Mergulhar no universo de Jorge Amado, em forma e conteúdo, acrescenta e eleva o filme de Sergio Machado. Tira o peso das costas de Quincas ser só mais uma comédia. E é também por isso que a história ganha ainda mais veemência quando contada.

10 maio 2010




(The Imaginarium of Doctor Parnassus, 2009, EUA). Ressignificar imagens já seria, por si só, um trabalho natural de todo cineasta. Ao menos, aos que prezam por significantes e aos que, em símbolos, contam histórias pelo subtexto que mascaram por detrás da realidade fílmica. Entretanto, em comparação a filmes ditos fáceis e relativamente simples, alguns se destacam pela valorização extrema da linguagem visual. A força da imagem aparece em larga escala em filmes de Tim Burton, por exemplo, mas, ainda assim, não representam mais do que um estilo, mais do que um elemento estético de conceituação. O que Terry Gilliam faz em The Imaginarium of Doctor Parnassus, no original, tem precedentes, claro — talvez até mais nas artes plásticas —, mas no cinema é algo que sempre se define como um diferencial estilístico. E não são apenas cenários, maquiagem e figurino que dão brecha a tal afirmação.

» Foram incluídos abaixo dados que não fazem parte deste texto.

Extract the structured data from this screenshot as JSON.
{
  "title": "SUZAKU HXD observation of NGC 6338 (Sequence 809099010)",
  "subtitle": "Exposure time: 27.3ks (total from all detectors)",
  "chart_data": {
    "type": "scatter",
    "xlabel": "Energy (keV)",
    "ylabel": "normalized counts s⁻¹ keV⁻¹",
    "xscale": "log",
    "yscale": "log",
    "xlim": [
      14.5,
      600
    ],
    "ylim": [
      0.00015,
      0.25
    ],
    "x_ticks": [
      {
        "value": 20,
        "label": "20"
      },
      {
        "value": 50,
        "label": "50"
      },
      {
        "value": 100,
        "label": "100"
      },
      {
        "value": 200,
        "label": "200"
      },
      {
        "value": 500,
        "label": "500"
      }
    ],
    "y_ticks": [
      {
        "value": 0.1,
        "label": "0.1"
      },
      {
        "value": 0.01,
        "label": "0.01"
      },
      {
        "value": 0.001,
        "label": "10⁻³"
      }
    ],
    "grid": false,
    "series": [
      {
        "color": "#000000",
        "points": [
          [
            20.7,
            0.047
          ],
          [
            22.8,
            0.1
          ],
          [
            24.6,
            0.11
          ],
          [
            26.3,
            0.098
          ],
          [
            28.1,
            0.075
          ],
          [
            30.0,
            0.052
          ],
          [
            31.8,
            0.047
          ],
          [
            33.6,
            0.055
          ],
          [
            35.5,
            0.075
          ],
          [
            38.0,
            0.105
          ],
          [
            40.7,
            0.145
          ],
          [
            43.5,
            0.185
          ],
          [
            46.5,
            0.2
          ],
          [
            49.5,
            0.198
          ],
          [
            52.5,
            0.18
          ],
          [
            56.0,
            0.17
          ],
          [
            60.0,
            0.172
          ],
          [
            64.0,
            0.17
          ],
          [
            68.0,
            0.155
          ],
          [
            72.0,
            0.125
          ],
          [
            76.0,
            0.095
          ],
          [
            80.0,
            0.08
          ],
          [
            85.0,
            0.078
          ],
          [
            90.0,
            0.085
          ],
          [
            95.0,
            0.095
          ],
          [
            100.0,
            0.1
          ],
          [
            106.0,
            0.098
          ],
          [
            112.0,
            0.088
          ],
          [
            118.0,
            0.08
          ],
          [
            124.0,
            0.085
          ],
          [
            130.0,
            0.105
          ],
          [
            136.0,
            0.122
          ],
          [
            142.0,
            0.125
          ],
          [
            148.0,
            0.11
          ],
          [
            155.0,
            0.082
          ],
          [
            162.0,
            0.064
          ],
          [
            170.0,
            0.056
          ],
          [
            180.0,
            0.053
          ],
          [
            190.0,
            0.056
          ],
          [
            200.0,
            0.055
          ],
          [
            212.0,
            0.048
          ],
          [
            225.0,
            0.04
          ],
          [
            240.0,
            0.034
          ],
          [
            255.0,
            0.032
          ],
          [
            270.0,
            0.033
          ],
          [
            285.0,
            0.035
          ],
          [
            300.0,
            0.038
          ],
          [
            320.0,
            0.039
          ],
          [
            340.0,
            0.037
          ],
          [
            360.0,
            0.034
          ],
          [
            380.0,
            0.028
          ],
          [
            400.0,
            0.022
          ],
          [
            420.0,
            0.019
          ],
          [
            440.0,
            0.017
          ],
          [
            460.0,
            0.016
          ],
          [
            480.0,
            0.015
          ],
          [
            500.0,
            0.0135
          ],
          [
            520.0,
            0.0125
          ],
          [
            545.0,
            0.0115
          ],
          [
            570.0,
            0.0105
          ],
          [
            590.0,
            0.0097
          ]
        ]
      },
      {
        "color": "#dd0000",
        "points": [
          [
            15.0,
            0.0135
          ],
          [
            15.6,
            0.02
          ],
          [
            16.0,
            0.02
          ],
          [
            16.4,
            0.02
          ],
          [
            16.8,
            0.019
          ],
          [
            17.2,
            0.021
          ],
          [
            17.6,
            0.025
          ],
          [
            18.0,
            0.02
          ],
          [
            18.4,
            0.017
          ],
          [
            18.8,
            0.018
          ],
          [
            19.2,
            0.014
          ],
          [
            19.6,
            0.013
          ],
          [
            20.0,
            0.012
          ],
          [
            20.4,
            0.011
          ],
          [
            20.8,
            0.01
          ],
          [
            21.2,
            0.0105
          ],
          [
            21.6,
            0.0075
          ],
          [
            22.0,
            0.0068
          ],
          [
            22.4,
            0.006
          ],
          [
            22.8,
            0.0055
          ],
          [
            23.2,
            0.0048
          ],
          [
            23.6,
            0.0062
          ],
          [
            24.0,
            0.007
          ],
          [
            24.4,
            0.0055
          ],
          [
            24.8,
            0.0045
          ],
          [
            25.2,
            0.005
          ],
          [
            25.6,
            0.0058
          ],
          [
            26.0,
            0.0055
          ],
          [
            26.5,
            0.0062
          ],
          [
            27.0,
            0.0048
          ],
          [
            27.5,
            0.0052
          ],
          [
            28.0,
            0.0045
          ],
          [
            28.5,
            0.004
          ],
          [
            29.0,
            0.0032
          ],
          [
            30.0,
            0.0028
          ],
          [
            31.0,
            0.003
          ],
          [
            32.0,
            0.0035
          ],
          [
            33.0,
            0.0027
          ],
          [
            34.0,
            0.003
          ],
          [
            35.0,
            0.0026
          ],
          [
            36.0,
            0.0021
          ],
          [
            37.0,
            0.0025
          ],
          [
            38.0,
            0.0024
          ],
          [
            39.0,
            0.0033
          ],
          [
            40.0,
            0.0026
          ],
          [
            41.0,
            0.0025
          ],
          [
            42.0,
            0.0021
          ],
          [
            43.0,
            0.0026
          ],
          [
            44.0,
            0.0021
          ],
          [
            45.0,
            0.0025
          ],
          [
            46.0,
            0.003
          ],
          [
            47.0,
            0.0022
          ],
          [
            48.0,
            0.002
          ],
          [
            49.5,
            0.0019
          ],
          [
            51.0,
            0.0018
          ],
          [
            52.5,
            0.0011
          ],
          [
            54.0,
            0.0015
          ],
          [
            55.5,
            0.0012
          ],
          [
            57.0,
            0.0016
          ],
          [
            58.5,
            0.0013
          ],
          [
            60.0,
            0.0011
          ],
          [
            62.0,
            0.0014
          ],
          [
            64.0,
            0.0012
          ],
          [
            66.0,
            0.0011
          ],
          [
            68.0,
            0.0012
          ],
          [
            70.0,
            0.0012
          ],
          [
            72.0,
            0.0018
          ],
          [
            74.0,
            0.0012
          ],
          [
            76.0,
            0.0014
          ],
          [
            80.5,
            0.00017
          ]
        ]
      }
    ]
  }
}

O consciente-inconsciente do Dr. Parnassus, ancião do grupo teatral, é composto pela profusão de elementos reconhecíveis e nomináveis, porém, em condensação. Não é algo que mereça classificação. Para longe de maniqueísmos da imagem, o desconforto é causado no primeiro instante em que belo e esquisito entram em choque no mundo imaginário. Apesar da visita ao paraíso infernal da mente, Gilliam faz questão de mostrar a imersão no irreal como uma panacéia. Não à toa, Parnassus recebe o título de doutor.

Terry Gilliam parte de referenciais que permeiam a linguagem teatral e a surrealista. Elas dialogam entre si, apesar de representarem dois mundos: o real e o imaginário, cuja posse é única, mas penetrável. O longa traz uma trupe vaudevillesca em crise de público. A atração, não mais tão atrativa, é o transporte para o mundo surrealista de Gilliam. Sim, do diretor. Por mais, que fique claro a quem pertencem os devaneios invadidos por espectadores, o mundo irreal do filme é algo que jamais poderá se distanciar das idiossincrasias de quem a projetou. Não fica claro se Parnassus tem total controle sobre sua mente. E o que temos, aqui, é um universo que causa estranheza, um certo incômodo. O nonsense também está presente e em sublinhas se assemelha ao do grupo Monty Python, cuja fundação tem dedo de Gilliam.

O convite à subversão da realidade é feito pela jovem de beleza genuína interpretada por Lily Cole, um anão, o já mencionado senhor protagonista e um rapaz. Todos formam o grupo itinerante, que ganha um reforço com o personagem de Heath Ledger. Após sua morte, a substituição feita por três atores (Colin Farrell, Jude Law e Johnny Depp) se justifica como uma boa saída. Também não é lá muito difícil alterar formas quando o jogo fílmico se baseia na constante movimentação.

Uma figura diabólica, com a qual o doutor faz um pacto, se afirma como elemento estopim da trama — e de pequenos estopins o filme está cheio. A todo momento, O Mundo Imaginário do Dr. Parnassus vivencia um novo clímax. Tamanha impulsão só é esclarecida por Gilliam e seu co-roteirista Charles McKeown como objeto narrativo. Talvez não haja mesmo mais do que uma trama a ser orientada em prol de críticas à exploração da própria imagem, a exemplo de celebridades, e ao consumismo. É com sutileza que o diretor o faz, embora o clima do filme se mantenha como caótico desde o início. Coerente.